In October 2024, Orrego was sanctioned for defamation following a lawsuit filed by journalist Josefa Barraza, then director of El Ciudadano. The case concerned Orrego's public claim that Barraza had been in a relationship with Héctor Llaitul, leader of the Coordinadora Arauco-Malleco. Orrego was ordered to issue public apologies in court and on the program.

In August 2025, Orrego described Carlos Caszely as "politically ignorant" during a political discussion concerning José Antonio Kast. He later said that his remarks had been inappropriate and that he owed the former footballer a "conversation".

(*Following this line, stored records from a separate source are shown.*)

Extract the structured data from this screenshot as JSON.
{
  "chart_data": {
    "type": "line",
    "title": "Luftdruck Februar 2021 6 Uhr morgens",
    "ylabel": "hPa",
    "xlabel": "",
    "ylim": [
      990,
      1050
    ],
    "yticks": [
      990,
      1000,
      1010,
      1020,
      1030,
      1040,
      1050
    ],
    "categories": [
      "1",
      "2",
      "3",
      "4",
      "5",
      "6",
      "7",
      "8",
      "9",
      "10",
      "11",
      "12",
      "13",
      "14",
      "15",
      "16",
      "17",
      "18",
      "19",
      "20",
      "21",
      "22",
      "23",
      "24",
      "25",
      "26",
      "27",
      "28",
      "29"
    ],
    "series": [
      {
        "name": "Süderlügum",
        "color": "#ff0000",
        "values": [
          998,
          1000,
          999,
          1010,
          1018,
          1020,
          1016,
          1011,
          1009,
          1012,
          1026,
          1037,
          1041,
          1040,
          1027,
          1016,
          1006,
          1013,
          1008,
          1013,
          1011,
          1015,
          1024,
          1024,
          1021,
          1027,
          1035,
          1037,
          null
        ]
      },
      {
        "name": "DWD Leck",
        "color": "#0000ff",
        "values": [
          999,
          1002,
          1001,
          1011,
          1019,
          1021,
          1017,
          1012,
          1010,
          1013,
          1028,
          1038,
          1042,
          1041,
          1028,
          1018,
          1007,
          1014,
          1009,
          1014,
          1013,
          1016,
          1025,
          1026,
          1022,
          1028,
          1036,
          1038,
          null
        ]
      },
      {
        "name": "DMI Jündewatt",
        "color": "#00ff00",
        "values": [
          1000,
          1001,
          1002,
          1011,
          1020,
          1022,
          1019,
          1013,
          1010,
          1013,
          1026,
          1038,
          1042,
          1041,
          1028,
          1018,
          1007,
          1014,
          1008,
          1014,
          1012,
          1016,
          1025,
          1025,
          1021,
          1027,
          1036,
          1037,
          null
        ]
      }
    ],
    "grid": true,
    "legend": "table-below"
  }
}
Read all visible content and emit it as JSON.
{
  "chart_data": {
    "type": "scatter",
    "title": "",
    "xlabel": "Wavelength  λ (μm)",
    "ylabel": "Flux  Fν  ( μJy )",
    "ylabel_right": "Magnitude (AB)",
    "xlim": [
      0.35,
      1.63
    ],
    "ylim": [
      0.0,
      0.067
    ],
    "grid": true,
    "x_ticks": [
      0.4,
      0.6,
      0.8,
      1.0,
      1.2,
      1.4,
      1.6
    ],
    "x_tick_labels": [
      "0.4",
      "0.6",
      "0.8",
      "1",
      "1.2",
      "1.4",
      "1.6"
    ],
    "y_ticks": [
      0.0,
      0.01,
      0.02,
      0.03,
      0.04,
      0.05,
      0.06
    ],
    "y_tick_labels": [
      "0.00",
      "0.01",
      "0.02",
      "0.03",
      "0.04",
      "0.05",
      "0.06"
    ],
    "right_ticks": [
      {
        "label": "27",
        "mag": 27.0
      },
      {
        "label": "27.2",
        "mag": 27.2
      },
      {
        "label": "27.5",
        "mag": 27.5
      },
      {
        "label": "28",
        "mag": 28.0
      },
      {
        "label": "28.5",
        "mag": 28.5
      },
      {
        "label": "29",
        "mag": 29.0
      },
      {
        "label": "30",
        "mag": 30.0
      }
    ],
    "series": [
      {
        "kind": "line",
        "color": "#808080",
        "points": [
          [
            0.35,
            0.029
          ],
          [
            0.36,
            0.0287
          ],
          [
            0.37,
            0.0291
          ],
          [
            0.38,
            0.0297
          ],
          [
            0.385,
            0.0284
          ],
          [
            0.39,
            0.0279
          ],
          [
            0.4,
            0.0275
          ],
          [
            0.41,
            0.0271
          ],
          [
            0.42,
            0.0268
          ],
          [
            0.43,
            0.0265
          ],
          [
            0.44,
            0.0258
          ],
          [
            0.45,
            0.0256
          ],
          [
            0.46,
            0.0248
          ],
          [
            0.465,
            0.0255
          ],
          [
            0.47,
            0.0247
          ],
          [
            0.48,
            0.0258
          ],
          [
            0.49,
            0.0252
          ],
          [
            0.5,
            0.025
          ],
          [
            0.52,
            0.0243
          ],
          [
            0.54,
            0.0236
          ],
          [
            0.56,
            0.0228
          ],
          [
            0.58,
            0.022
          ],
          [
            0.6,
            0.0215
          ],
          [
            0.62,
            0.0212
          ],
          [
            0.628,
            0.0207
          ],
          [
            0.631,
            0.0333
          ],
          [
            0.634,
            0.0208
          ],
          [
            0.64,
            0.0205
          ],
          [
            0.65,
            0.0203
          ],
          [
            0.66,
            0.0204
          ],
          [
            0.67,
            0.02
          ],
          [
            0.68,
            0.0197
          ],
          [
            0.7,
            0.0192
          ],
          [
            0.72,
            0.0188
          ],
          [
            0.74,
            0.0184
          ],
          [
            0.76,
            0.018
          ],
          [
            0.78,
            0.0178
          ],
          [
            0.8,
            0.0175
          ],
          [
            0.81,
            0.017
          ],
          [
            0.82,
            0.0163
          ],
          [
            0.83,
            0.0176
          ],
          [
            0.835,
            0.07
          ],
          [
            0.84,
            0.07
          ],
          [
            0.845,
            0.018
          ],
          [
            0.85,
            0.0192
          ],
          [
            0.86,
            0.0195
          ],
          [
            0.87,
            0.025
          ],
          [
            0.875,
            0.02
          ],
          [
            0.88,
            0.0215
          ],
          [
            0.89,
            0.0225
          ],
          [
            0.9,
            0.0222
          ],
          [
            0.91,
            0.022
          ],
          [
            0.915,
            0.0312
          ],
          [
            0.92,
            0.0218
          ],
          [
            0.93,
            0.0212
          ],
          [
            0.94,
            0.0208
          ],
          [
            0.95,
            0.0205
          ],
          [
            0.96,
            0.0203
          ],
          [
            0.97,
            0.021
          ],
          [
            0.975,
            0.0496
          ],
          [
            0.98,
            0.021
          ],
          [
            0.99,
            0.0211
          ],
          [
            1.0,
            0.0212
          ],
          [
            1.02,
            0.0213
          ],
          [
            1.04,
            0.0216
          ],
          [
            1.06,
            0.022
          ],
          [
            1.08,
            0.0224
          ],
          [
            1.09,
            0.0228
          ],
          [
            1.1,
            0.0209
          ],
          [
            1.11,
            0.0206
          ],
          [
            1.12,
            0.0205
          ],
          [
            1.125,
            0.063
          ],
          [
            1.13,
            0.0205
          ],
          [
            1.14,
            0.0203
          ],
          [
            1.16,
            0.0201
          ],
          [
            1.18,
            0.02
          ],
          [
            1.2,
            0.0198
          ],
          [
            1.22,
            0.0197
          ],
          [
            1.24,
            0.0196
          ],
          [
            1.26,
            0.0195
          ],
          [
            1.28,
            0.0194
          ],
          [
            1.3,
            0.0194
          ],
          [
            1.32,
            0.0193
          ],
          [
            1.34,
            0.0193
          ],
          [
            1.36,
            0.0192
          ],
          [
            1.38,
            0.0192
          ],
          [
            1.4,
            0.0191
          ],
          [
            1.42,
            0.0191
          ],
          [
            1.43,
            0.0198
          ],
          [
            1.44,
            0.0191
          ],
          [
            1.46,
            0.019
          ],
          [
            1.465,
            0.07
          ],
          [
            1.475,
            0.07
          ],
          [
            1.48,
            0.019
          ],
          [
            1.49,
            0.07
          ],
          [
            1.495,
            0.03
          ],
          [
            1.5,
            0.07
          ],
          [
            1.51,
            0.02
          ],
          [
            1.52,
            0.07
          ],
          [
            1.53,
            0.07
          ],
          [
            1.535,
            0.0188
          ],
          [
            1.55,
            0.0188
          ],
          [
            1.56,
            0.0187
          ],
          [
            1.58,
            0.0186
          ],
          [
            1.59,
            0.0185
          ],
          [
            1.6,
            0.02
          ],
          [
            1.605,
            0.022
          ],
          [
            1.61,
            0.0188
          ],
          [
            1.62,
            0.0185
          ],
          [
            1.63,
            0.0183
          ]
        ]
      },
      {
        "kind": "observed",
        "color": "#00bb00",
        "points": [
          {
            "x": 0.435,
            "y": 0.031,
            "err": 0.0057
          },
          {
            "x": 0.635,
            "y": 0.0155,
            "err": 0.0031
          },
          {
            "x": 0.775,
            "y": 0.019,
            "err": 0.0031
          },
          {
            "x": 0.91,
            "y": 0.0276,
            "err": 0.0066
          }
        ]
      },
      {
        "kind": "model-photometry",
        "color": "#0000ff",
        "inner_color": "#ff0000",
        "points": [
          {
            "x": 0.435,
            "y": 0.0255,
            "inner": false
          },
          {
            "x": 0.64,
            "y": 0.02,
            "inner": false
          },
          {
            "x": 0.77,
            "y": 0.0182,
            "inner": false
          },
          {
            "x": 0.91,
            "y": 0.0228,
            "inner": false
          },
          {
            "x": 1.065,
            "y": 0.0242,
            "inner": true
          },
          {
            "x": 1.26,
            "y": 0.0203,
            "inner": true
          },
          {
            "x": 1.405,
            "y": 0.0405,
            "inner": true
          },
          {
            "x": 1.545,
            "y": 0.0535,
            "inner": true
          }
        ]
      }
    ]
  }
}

Orrego's appearances on Sin filtros also led to his involvement with Radio Agricultura. He helped organize the radio program Los Tres Mosqueteros with historian and journalist Magdalena Merbilháa, who also appeared on Sin filtros.

==Political career==
In 2023, Orrego began pursuing a master's degree in political thought at the Universidad San Sebastián (USS). That year, he unsuccessfully ran for general secretary of RN.

In 2024, Gabriel Alemparte withdrew his candidacy for governor of the Santiago Metropolitan Region and endorsed Orrego. Orrego subsequently ran for governor and lost to Claudio Orrego.

In 2025, Orrego was elected to the Chamber of Deputies of Chile.